May 14, 2019 - Here's What "Certified Organic" Actually Means



Tuesday, May 14, 2019 - The million-dollar question. “Organic” is a broad term that refers to agricultural products grown without synthetic chemicals (like pesticides and antibiotics) or genetically modified seeds. The good news is that in the US, farmers can’t play fast and loose with the word. So if a product is labeled organic, that means that the USDA has signed off. Products that are labeled organic can either be certified organic or 100% organic…but we’ll get to those distinctions later.

Anything made from plants or animals (including animal products like eggs, dairy, and wool) is eligible for organic certification. This includes all food and beverages (including pet food) as well as flowers and seeds, tobacco, textiles, and other fibers (including cotton fabric and wool), soft toys (if they’re made with the aforementioned textiles), cleaning supplies, skincare products, and makeup.

The Organic Foods Production Act of 1990 established the National Organic Program, which oversees alllll the regulations we’re going to summarize below.

And it turns out the regulations are pretty rigorous, and they begin at the very beginning of a product’s life. For plant-based products, it starts with the land. A farm isn’t eligible for organic certification unless it has been farmed without any of the prohibited chemicals for three years, to ensure that no residual chemicals remain in the soil, or find their way into your certified organic carrots.

The crops themselves can’t be genetically engineered. While many foods advertise their non-GMO status, all certified organic foods are non-GMO. There are also restrictions on what kinds of chemicals can be used in organic farming. Organic farms do still use pesticides, but for the most part the approved pesticides are natural rather than synthetic. For animal products to earn the certification, the animals from which the products are sourced need to be fed an all-organic diet as well as have access to outdoor space year-round, and must be raised without antibiotics.
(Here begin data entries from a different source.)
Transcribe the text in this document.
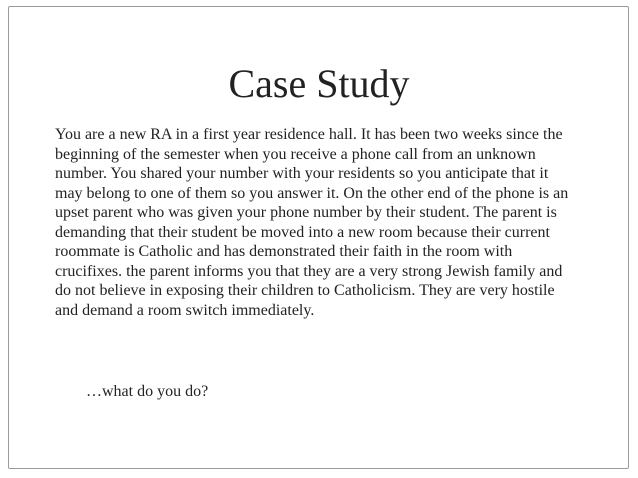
Case Study

You are a new RA in a first year residence hall. It has been two weeks since the beginning of the semester when you receive a phone call from an unknown number. You shared your number with your residents so you anticipate that it may belong to one of them so you answer it. On the other end of the phone is an upset parent who was given your phone number by their student. The parent is demanding that their student be moved into a new room because their current roommate is Catholic and has demonstrated their faith in the room with crucifixes. the parent informs you that they are a very strong Jewish family and do not believe in exposing their children to Catholicism. They are very hostile and demand a room switch immediately.

…what do you do?
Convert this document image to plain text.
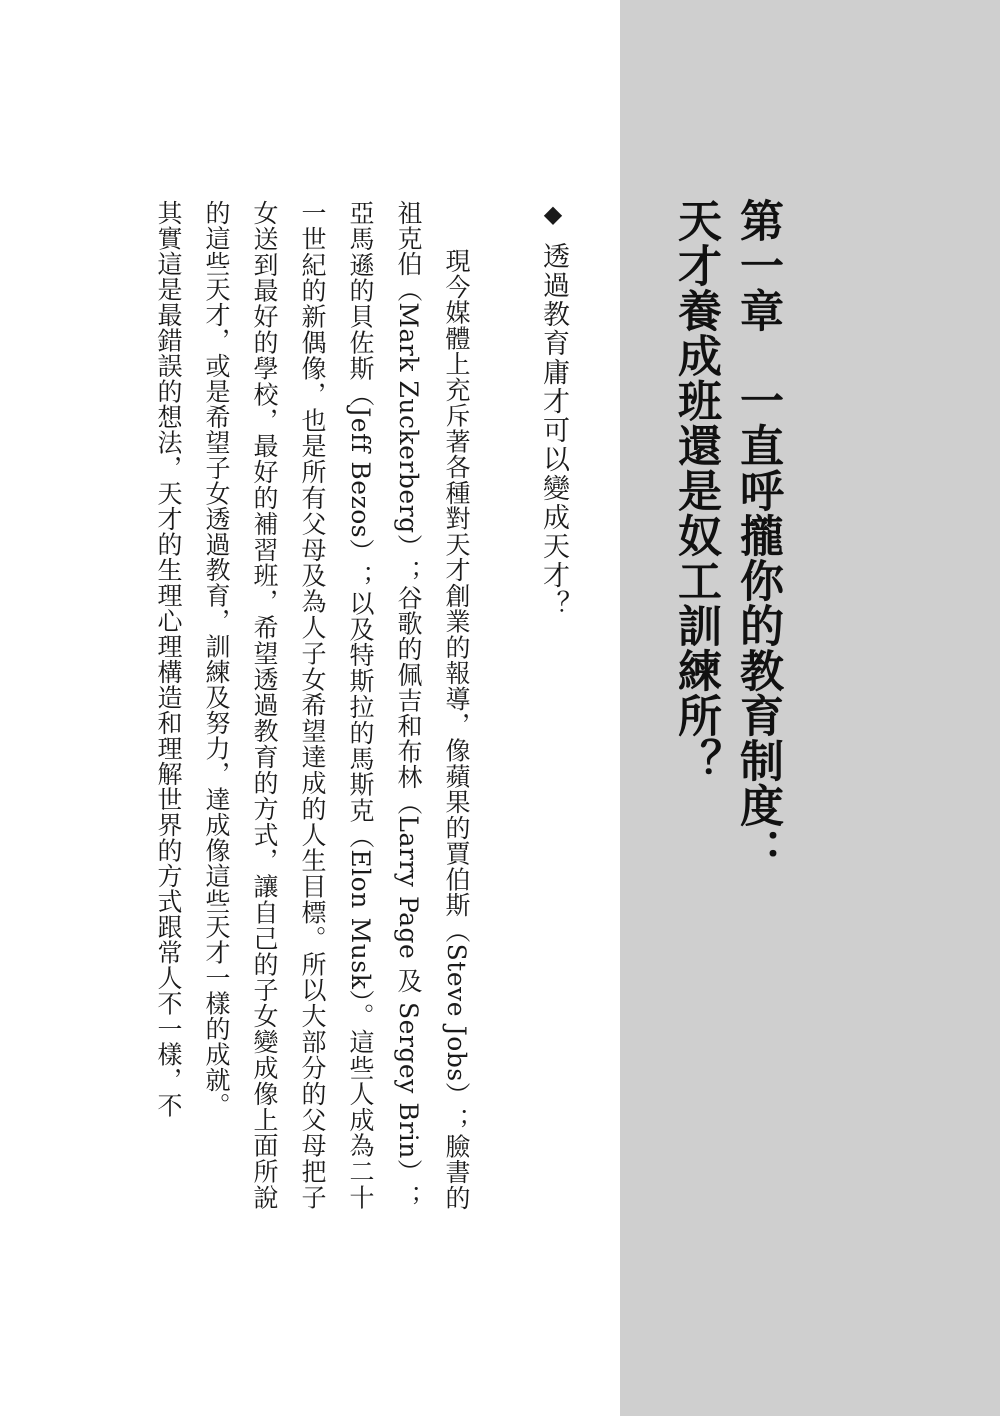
第一章　一直呼攏你的教育制度：
天才養成班還是奴工訓練所？
◆透過教育庸才可以變成天才？

現今媒體上充斥著各種對天才創業的報導，像蘋果的賈伯斯（Steve Jobs）；臉書的祖克伯（Mark Zuckerberg）；谷歌的佩吉和布林（Larry Page 及 Sergey Brin）；亞馬遜的貝佐斯（Jeff Bezos）；以及特斯拉的馬斯克（Elon Musk）。這些人成為二十一世紀的新偶像，也是所有父母及為人子女希望達成的人生目標。所以大部分的父母把子女送到最好的學校，最好的補習班，希望透過教育的方式，讓自己的子女變成像上面所說的這些天才，或是希望子女透過教育，訓練及努力，達成像這些天才一樣的成就。

其實這是最錯誤的想法，天才的生理心理構造和理解世界的方式跟常人不一樣，不
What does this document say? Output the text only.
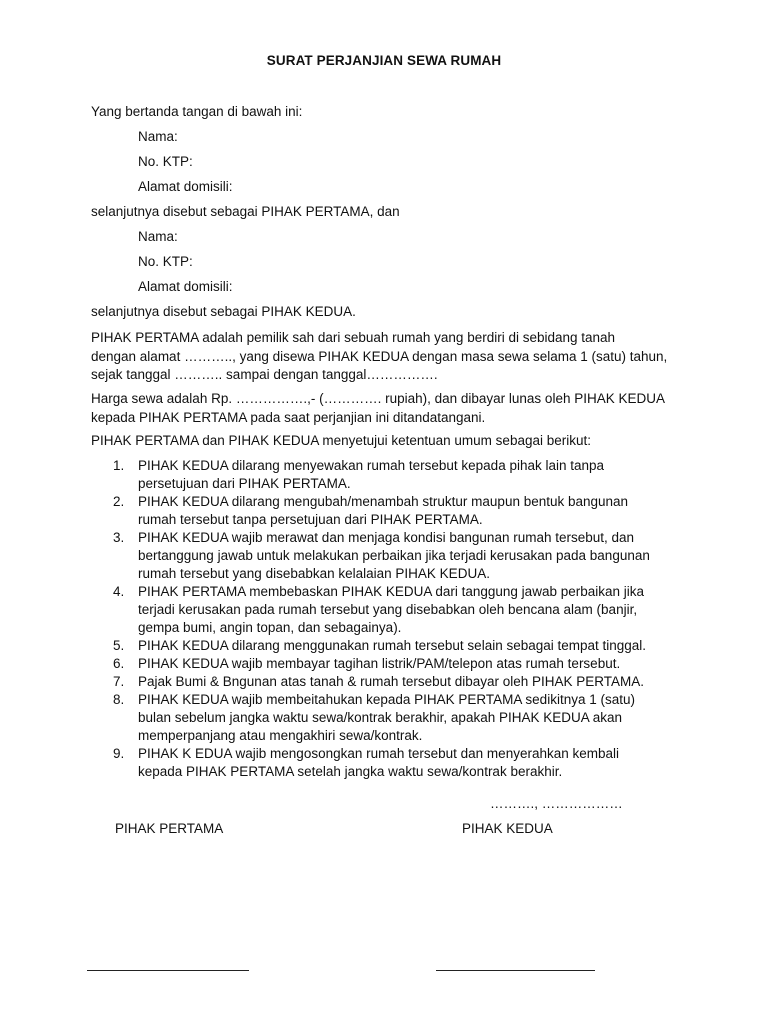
SURAT PERJANJIAN SEWA RUMAH
Yang bertanda tangan di bawah ini:
Nama:
No. KTP:
Alamat domisili:
selanjutnya disebut sebagai PIHAK PERTAMA, dan
Nama:
No. KTP:
Alamat domisili:
selanjutnya disebut sebagai PIHAK KEDUA.
PIHAK PERTAMA adalah pemilik sah dari sebuah rumah yang berdiri di sebidang tanah
dengan alamat ……….., yang disewa PIHAK KEDUA dengan masa sewa selama 1 (satu) tahun,
sejak tanggal ……….. sampai dengan tanggal…………….
Harga sewa adalah Rp. …………….,- (…………. rupiah), dan dibayar lunas oleh PIHAK KEDUA
kepada PIHAK PERTAMA pada saat perjanjian ini ditandatangani.
PIHAK PERTAMA dan PIHAK KEDUA menyetujui ketentuan umum sebagai berikut:
1. PIHAK KEDUA dilarang menyewakan rumah tersebut kepada pihak lain tanpa
persetujuan dari PIHAK PERTAMA.
2. PIHAK KEDUA dilarang mengubah/menambah struktur maupun bentuk bangunan
rumah tersebut tanpa persetujuan dari PIHAK PERTAMA.
3. PIHAK KEDUA wajib merawat dan menjaga kondisi bangunan rumah tersebut, dan
bertanggung jawab untuk melakukan perbaikan jika terjadi kerusakan pada bangunan
rumah tersebut yang disebabkan kelalaian PIHAK KEDUA.
4. PIHAK PERTAMA membebaskan PIHAK KEDUA dari tanggung jawab perbaikan jika
terjadi kerusakan pada rumah tersebut yang disebabkan oleh bencana alam (banjir,
gempa bumi, angin topan, dan sebagainya).
5. PIHAK KEDUA dilarang menggunakan rumah tersebut selain sebagai tempat tinggal.
6. PIHAK KEDUA wajib membayar tagihan listrik/PAM/telepon atas rumah tersebut.
7. Pajak Bumi & Bngunan atas tanah & rumah tersebut dibayar oleh PIHAK PERTAMA.
8. PIHAK KEDUA wajib membeitahukan kepada PIHAK PERTAMA sedikitnya 1 (satu)
bulan sebelum jangka waktu sewa/kontrak berakhir, apakah PIHAK KEDUA akan
memperpanjang atau mengakhiri sewa/kontrak.
9. PIHAK K EDUA wajib mengosongkan rumah tersebut dan menyerahkan kembali
kepada PIHAK PERTAMA setelah jangka waktu sewa/kontrak berakhir.
………., ………………
PIHAK PERTAMA	PIHAK KEDUA
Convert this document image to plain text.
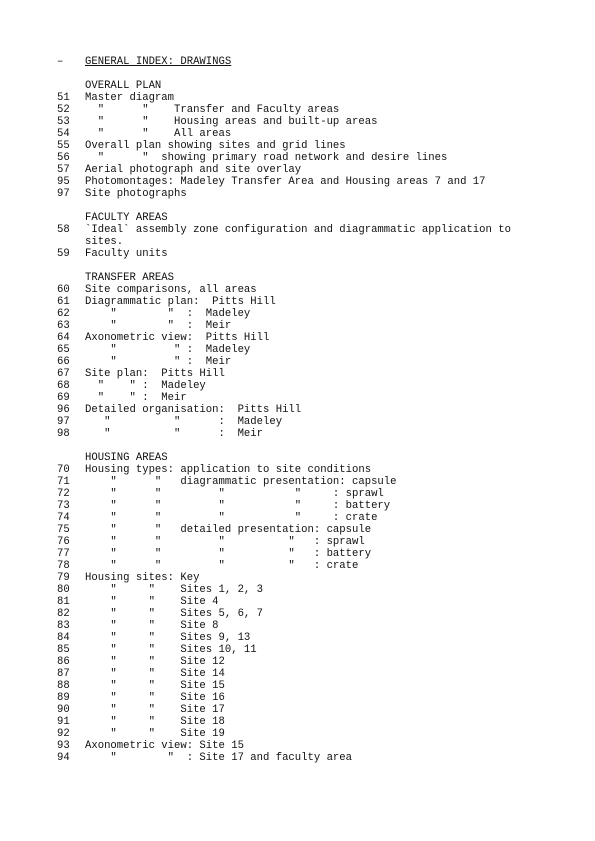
– GENERAL INDEX: DRAWINGS
OVERALL PLAN
51 Master diagram
52 ″      ″    Transfer and Faculty areas
53 ″      ″    Housing areas and built-up areas
54 ″      ″    All areas
55 Overall plan showing sites and grid lines
56 ″      ″  showing primary road network and desire lines
57 Aerial photograph and site overlay
95 Photomontages: Madeley Transfer Area and Housing areas 7 and 17
97 Site photographs
FACULTY AREAS
58 `Ideal` assembly zone configuration and diagrammatic application to
sites.
59 Faculty units
TRANSFER AREAS
60 Site comparisons, all areas
61 Diagrammatic plan:  Pitts Hill
62 ″        ″  :  Madeley
63 ″        ″  :  Meir
64 Axonometric view:  Pitts Hill
65 ″         ″ :  Madeley
66 ″         ″ :  Meir
67 Site plan:  Pitts Hill
68 ″    ″ :  Madeley
69 ″    ″ :  Meir
96 Detailed organisation:  Pitts Hill
97 ″          ″      :  Madeley
98 ″          ″      :  Meir
HOUSING AREAS
70 Housing types: application to site conditions
71 ″      ″   diagrammatic presentation: capsule
72 ″      ″         ″           ″     : sprawl
73 ″      ″         ″           ″     : battery
74 ″      ″         ″           ″     : crate
75 ″      ″   detailed presentation: capsule
76 ″      ″         ″          ″   : sprawl
77 ″      ″         ″          ″   : battery
78 ″      ″         ″          ″   : crate
79 Housing sites: Key
80 ″     ″    Sites 1, 2, 3
81 ″     ″    Site 4
82 ″     ″    Sites 5, 6, 7
83 ″     ″    Site 8
84 ″     ″    Sites 9, 13
85 ″     ″    Sites 10, 11
86 ″     ″    Site 12
87 ″     ″    Site 14
88 ″     ″    Site 15
89 ″     ″    Site 16
90 ″     ″    Site 17
91 ″     ″    Site 18
92 ″     ″    Site 19
93 Axonometric view: Site 15
94 ″        ″  : Site 17 and faculty area
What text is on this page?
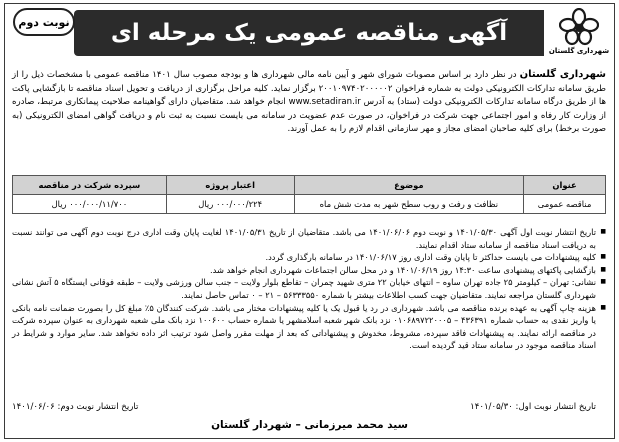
شهرداری گلستان
آگهی مناقصه عمومی یک مرحله ای
نوبت دوم

شهرداری گلستان در نظر دارد بر اساس مصوبات شورای شهر و آیین نامه مالی شهرداری ها و بودجه مصوب سال ۱۴۰۱ مناقصه عمومی با مشخصات ذیل را از طریق سامانه تدارکات الکترونیکی دولت به شماره فراخوان ۲۰۰۱۰۹۷۴۰۲۰۰۰۰۰۲ برگزار نماید. کلیه مراحل برگزاری از دریافت و تحویل اسناد مناقصه تا بازگشایی پاکت ها از طریق درگاه سامانه تدارکات الکترونیکی دولت (ستاد) به آدرس www.setadiran.ir انجام خواهد شد. متقاضیان دارای گواهینامه صلاحیت پیمانکاری مرتبط، صادره از وزارت کار رفاه و امور اجتماعی جهت شرکت در فراخوان، در صورت عدم عضویت در سامانه می بایست نسبت به ثبت نام و دریافت گواهی امضای الکترونیکی (به صورت برخط) برای کلیه صاحبان امضای مجاز و مهر سازمانی اقدام لازم را به عمل آورند.

عنوان	موضوع	اعتبار پروژه	سپرده شرکت در مناقصه
مناقصه عمومی	نظافت و رفت و روب سطح شهر به مدت شش ماه	۰۰۰/۰۰۰/۲۲۴ ریال	۰۰۰/۰۰۰/۱۱/۷۰۰ ریال
■ تاریخ انتشار نوبت اول آگهی ۱۴۰۱/۰۵/۳۰ و نوبت دوم ۱۴۰۱/۰۶/۰۶ می باشد. متقاضیان از تاریخ ۱۴۰۱/۰۵/۳۱ لغایت پایان وقت اداری درج نوبت دوم آگهی می توانند نسبت به دریافت اسناد مناقصه از سامانه ستاد اقدام نمایند.
■ کلیه پیشنهادات می بایست حداکثر تا پایان وقت اداری روز ۱۴۰۱/۰۶/۱۷ در سامانه بارگذاری گردد.
■ بازگشایی پاکتهای پیشنهادی ساعت ۱۴:۳۰ روز ۱۴۰۱/۰۶/۱۹ و در محل سالن اجتماعات شهرداری انجام خواهد شد.
■ نشانی: تهران – کیلومتر ۲۵ جاده تهران ساوه – انتهای خیابان ۲۲ متری شهید چمران – تقاطع بلوار ولایت – جنب سالن ورزشی ولایت – طبقه فوقانی ایستگاه ۵ آتش نشانی شهرداری گلستان مراجعه نمایند. متقاضیان جهت کسب اطلاعات بیشتر با شماره ۵۶۳۳۳۵۵۰ – ۲۱ – ۰ تماس حاصل نمایند.
■ هزینه چاپ آگهی به عهده برنده مناقصه می باشد. شهرداری در رد یا قبول یک یا کلیه پیشنهادات مختار می باشد. شرکت کنندگان ۵٪ مبلغ کل را بصورت ضمانت نامه بانکی یا واریز نقدی به حساب شماره ۴۳۶۳۹۱ – ۰۱۰۶۸۹۷۲۲۰۰۰۵ نزد بانک شهر شعبه اسلامشهر یا شماره حساب ۱۰۰۶۰۰ نزد بانک ملی شعبه شهرداری به عنوان سپرده شرکت در مناقصه ارائه نمایند. به پیشنهادات فاقد سپرده، مشروط، مخدوش و پیشنهاداتی که بعد از مهلت مقرر واصل شود ترتیب اثر داده نخواهد شد. سایر موارد و شرایط در اسناد مناقصه موجود در سامانه ستاد قید گردیده است.
تاریخ انتشار نوبت اول: ۱۴۰۱/۰۵/۳۰
تاریخ انتشار نوبت دوم: ۱۴۰۱/۰۶/۰۶
سید محمد میرزمانی – شهردار گلستان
For products that are made with multiple different potentially organic ingredients, there are different kinds of official certifications. Let’s start with the gold standard: 100% organic. This means all the ingredients in the product are organic. Next, organic. For a product to be considered organic, it has to contain 95% organic ingredients, and its non-organic ingredients can’t be on the National List of Prohibited Substances. Buying organic can definitely cut down on the number of antibiotics and chemicals you ingest (though you could still be ingesting pesticides, so buying organic isn’t necessarily your get-out-of-washing-fruits-and-veggies-free card). And while organic certification isn’t always synonymous with ensuring that livestock are raised humanely, more oversight is certainly better when it comes to animal welfare. That said, claims that organic food is actually healthier haven’t been substantiated.

As to the question of whether organic farming is better for the environment, wellllllll…it’s complicated. The ban on synthetic chemicals is better for local wildlife, and organic methods promote biodiversity and can help prevent soil erosion. Organic farms are also better for farmworkers, because they expose them to less chemicals, and the farms are smaller, which often means better working conditions.

In conclusion, there are few downsides to buying organic, if your budget allows. Particularly for the kind of products you eat and use on your skin every day, it makes sense to consider paying a bit of a premium for organic goods.